4. Check a Drive From Windows Explorer

The obvious and easiest way to run a check on a drive is to do it through the standard user interface with Windows Explorer. It’s also the easiest thing to do for helping a less experienced user over the telephone or online chat as everything is point and click.

1. From the Desktop, Start Menu or the Explorer Taskbar icon, open Computer/This PC, right click on the drive to be scanned and click Properties. Go to the Tools tab and press the Check button in the “Error checking” section.

Windows 10 check drive

2. The type of popup window that gets displayed depends on your operating system.

a) For Windows 10, disk checking has been improved and disks are periodically scanned during scheduled maintenance, so most of the time they will not need manually scanning.

Do not need to scan this drive

You can still run a scan even if it says you don’t need to, just press the Scan drive button. If errors are found it will then inform you there are errors that need to be fixed, a reboot will be required if the fixes to be performed are on the system C drive.

Repair this drive

b) For Windows 7, a small box will appear and the option to “Automatically fix file system errors” will be pre ticked. The longer “Scan for and attempt recovery of bad sectors” is optional.

windows 7 check disk window

To let Check Disk scan and fix any errors it finds simply press Start. If you are scanning and fixing the C drive, Windows will need to do this on the next boot as it can’t fix errors while the drive is in use. Press the Schedule disk check button if the popup appears.

5. Run Check Disk from the Windows DVD

If your computer is having trouble booting and you want to run a Check Disk, things become slightly trickier as Windows obviously needs to be running to be able to use it. One solution in this event is booting to the Windows install DVD and running Chkdsk from Command Prompt.

1. Firstly, an install media is required for the operating system. If you don’t already have one, download a Windows 7, 8.1 or 10 ISO image direct from Microsoft and then burn it to DVD or write to USB flash drive.

2. Restart the computer with the optical disk or USB drive inserted and boot to it. Press any key when prompted to boot to the Windows media.

3. At the language and keyboard selection screen press Shift+F10 to open a Command Prompt. What is usually the system C drive may not be here because if there is a system reserved partition it will occupy C instead.
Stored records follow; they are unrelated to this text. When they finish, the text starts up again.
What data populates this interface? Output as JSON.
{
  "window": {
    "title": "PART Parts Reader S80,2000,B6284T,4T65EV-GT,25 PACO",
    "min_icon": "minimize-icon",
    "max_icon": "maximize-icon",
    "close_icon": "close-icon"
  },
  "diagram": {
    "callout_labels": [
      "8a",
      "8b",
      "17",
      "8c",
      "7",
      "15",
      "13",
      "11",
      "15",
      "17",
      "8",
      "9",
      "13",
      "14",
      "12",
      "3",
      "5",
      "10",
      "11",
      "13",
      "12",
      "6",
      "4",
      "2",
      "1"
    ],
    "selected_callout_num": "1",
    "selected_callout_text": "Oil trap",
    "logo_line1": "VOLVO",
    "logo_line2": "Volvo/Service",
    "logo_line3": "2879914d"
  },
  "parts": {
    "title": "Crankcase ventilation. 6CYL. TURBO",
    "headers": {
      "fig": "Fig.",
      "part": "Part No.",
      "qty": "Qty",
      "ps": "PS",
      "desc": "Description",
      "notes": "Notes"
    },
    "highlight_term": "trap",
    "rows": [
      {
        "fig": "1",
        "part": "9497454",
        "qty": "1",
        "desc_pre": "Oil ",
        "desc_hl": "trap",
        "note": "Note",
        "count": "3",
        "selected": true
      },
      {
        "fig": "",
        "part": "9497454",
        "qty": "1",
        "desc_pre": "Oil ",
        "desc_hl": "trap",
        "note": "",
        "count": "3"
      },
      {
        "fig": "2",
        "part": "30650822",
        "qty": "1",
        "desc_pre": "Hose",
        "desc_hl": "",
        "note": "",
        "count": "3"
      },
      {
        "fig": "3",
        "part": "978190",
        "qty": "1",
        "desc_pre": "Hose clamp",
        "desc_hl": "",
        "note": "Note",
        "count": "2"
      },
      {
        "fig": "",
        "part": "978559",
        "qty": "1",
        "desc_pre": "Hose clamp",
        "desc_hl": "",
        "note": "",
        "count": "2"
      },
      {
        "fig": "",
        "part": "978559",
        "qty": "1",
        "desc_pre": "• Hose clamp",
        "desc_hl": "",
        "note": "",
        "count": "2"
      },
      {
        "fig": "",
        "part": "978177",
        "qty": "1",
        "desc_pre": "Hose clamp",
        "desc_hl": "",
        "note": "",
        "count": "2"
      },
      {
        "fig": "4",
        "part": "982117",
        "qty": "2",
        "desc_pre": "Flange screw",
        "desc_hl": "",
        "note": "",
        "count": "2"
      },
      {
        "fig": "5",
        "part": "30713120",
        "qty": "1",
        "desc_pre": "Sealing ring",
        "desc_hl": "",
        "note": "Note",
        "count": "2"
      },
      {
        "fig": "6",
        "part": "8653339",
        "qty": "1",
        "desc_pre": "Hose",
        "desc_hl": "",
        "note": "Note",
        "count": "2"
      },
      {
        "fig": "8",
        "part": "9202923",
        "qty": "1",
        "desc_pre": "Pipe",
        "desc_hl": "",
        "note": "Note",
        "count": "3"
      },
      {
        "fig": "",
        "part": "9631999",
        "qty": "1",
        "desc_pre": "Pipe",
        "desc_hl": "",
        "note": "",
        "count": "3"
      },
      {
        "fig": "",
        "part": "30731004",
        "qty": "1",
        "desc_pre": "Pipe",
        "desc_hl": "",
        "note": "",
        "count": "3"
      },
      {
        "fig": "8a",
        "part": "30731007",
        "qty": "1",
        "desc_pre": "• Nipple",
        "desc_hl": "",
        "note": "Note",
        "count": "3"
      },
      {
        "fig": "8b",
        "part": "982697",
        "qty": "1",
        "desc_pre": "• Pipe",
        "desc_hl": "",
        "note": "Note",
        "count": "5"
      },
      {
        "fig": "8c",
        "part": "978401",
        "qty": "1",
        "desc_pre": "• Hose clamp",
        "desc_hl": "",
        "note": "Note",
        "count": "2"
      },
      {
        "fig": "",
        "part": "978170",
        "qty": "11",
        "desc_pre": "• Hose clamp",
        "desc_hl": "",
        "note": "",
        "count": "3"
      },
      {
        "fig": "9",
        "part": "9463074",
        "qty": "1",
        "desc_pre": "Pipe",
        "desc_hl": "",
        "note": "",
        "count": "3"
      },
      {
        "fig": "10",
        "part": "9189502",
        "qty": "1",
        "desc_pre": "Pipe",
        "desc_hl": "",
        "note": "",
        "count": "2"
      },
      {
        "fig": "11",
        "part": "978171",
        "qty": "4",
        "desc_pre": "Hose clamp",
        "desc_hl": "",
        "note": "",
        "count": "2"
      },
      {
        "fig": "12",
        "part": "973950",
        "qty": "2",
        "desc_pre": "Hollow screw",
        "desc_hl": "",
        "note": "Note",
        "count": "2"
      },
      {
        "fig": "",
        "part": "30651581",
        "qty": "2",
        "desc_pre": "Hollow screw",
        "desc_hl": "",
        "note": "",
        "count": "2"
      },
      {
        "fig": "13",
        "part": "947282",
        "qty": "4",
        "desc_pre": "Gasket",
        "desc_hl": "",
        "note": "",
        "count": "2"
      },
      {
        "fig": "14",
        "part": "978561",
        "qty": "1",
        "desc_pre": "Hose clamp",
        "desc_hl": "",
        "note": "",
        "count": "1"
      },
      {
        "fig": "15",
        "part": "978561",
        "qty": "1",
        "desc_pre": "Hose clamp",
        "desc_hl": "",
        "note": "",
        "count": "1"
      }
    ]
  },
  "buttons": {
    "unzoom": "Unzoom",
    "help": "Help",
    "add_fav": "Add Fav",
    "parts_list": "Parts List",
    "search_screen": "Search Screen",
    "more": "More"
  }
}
To find out, type Dir C: and if it says “C is System Reserved” try Dir D: and so on until you find the drive with Program Files, Users, and Windows folders.

Find system drive letter

4. Now you know the assigned letter for the system drive you can run Check Disk the same way as from the Command Prompt within Windows, such as “chkdsk D: /f” or “chkdsk E: /r”.

Tip: If you don’t have a Windows install ISO image and don’t want to download 2GB+ of data to get one, create a system repair disk from within Windows which is only a few hundred Megabytes and still allows an offline Check Disk. Go to Control Panel > Backup and restore > Create a system repair disk and create a disk with the utility. The Shift+F10 option does not work from the repair disk and you will need to go through the keyboard select screen to reach the open Command Prompt option.